Tennis Legend, Roger Federer, is one to admire for his humanitarian efforts through his Roger Foundation aimed at improving life of kids in Africa. Apart from spending money, he spends quality time with the kids and inspires them. A statement attributed to him states that “donating money is great but spending time with those poor kids is something only immortals can do.”
Because of all these, football and by extension, sports, can be considered as the best education you can give anybody as it teaches and promote love, respect, tolerance and empathy. But while one cannot force the hands of altruism, it is important to see that it forms the very core of humanity, that is, our existence as human beings. The ability to give back and improve the world having attained certain heights is premium and should be embraced by all and sundry even outside the sports industry.

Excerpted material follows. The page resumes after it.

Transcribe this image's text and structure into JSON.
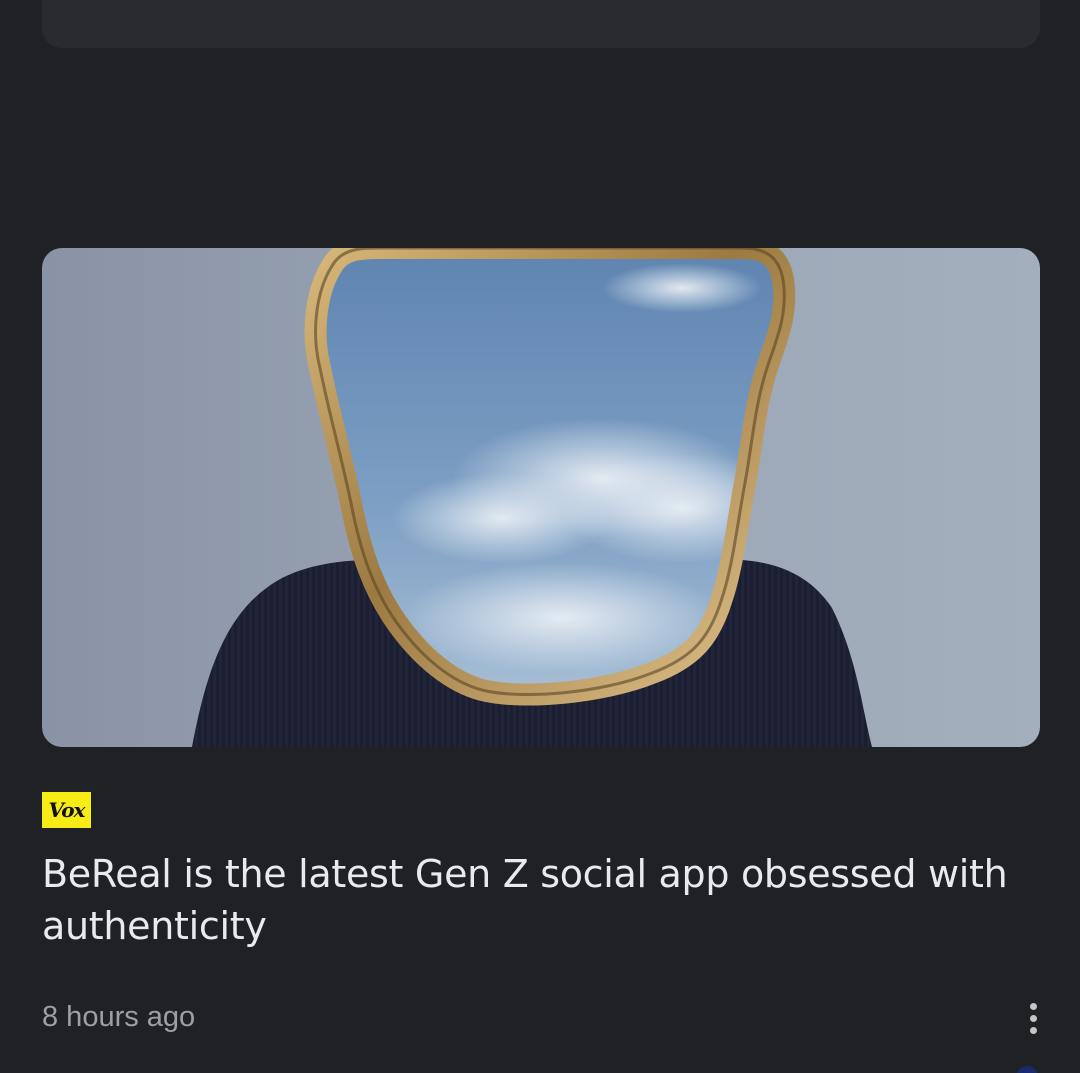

In this regard, credit has to be given to the likes of Bill Gates who is constantly using his wealth to improve the world and fight major problems offsetting humanity, particularly in Africa. Efforts by sportspersons and other stakeholders who have embraced humanity through their foundations and various intervention programs reflect Sadio Mane’s position. It says that “no matter your status and progress in life. We have to take up the challenge of rendering both morale and financial support to our people. And it is my belief that such gesture can go a long way in solving their problem.”